I'm building a Splunk App and I'd like my users to be able to point the import a single folder and have it accurately import each type of IRC log. However, Even with a well defined source type of:
[ZNC]
pulldown_type = true
category = IRC
LINE_BREAKER = \r{0,1}\n
SHOULD_LINEMERGE = false
MAX_TIMESTAMP_LOOKAHEAD = 15
EXTRACT-baseinfo = (?P<zncusername>\w+)[\\\/](?P<network>\w+)[\\\/](?P<channel>#.+)[\\\/](?:.+\.log) in source
EXTRACT-IRCmessage = (?:\[.+\]) <(?P<channeluser>.+)> (?P<message>.+)
EXTRACT-userjoinquitpart = (\*\*\*) (?P<event>.+): (?P<channeluser>.+) \((?P<ident>.+)@(?P<userhost>.+?)\)( \((?P<eventreason>.+?)\)){0,1}
EXTRACT-topic = \*\*\* (?P<uername>.+? ).+? (?P<event>.+?) to (?P<topic>\'.+')
EXTRACT-kicked = \*\*\* (?P<uername>.+?) was (?P<event>.+? )by (?P<eventintiatedby>.+?) \((?P<eventreason>.+)\)
LOOKUP-IRC_actions = EventLookup action AS event OUTPUT IRCevent as event
It will still randomly pick up partial dates as the source type. I've read about a field where you can specify source file regex for each sourcetype, but several of my planned source types have identical naming schemes.
So, What can I do to give hints to the autotype that this is type A vs type B?
Have you tried adding TIME_PREFIX and TIME_FORMAT in props.conf to help splunk know what is a correct time stamp?
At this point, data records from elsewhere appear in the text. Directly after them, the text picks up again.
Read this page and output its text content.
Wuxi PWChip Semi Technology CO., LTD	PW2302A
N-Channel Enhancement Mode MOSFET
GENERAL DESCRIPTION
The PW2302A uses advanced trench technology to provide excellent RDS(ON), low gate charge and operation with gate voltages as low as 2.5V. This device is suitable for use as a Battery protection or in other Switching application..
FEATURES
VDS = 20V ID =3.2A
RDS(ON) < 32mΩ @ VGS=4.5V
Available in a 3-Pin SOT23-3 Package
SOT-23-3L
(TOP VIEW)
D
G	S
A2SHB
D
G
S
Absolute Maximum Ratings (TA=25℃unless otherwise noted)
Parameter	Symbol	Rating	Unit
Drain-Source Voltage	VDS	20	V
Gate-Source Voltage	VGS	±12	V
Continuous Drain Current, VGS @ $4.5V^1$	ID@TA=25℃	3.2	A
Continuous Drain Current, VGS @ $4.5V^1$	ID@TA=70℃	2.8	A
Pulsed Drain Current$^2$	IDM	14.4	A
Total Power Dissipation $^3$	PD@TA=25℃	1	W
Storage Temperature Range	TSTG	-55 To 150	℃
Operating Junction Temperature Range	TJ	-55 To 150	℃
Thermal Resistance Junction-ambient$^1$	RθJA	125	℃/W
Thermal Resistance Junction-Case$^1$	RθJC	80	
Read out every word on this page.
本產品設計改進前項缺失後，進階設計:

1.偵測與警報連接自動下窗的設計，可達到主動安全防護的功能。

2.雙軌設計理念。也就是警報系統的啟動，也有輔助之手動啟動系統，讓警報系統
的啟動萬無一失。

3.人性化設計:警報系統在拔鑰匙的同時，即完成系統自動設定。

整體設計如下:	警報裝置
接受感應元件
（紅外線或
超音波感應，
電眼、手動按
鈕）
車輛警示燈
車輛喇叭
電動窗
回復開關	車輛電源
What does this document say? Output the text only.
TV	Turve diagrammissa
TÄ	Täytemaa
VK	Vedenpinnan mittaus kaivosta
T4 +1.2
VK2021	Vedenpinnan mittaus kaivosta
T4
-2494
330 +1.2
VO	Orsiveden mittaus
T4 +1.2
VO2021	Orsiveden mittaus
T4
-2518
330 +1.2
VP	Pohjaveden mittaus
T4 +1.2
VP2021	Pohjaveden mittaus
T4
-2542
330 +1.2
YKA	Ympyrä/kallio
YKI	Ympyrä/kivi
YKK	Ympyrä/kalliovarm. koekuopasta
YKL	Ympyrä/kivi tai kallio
Also your LINE_BREAKER doesn’t contain a capture group but it should. The capture group gets removed from the data so typically you want to use ([\n\r]+) which will break on every line and remove the line feeds from the data. Other times you might want some addditional regex like ([\n\r]+)additionalRegexHere to define event breaks while still dropping the line feeds.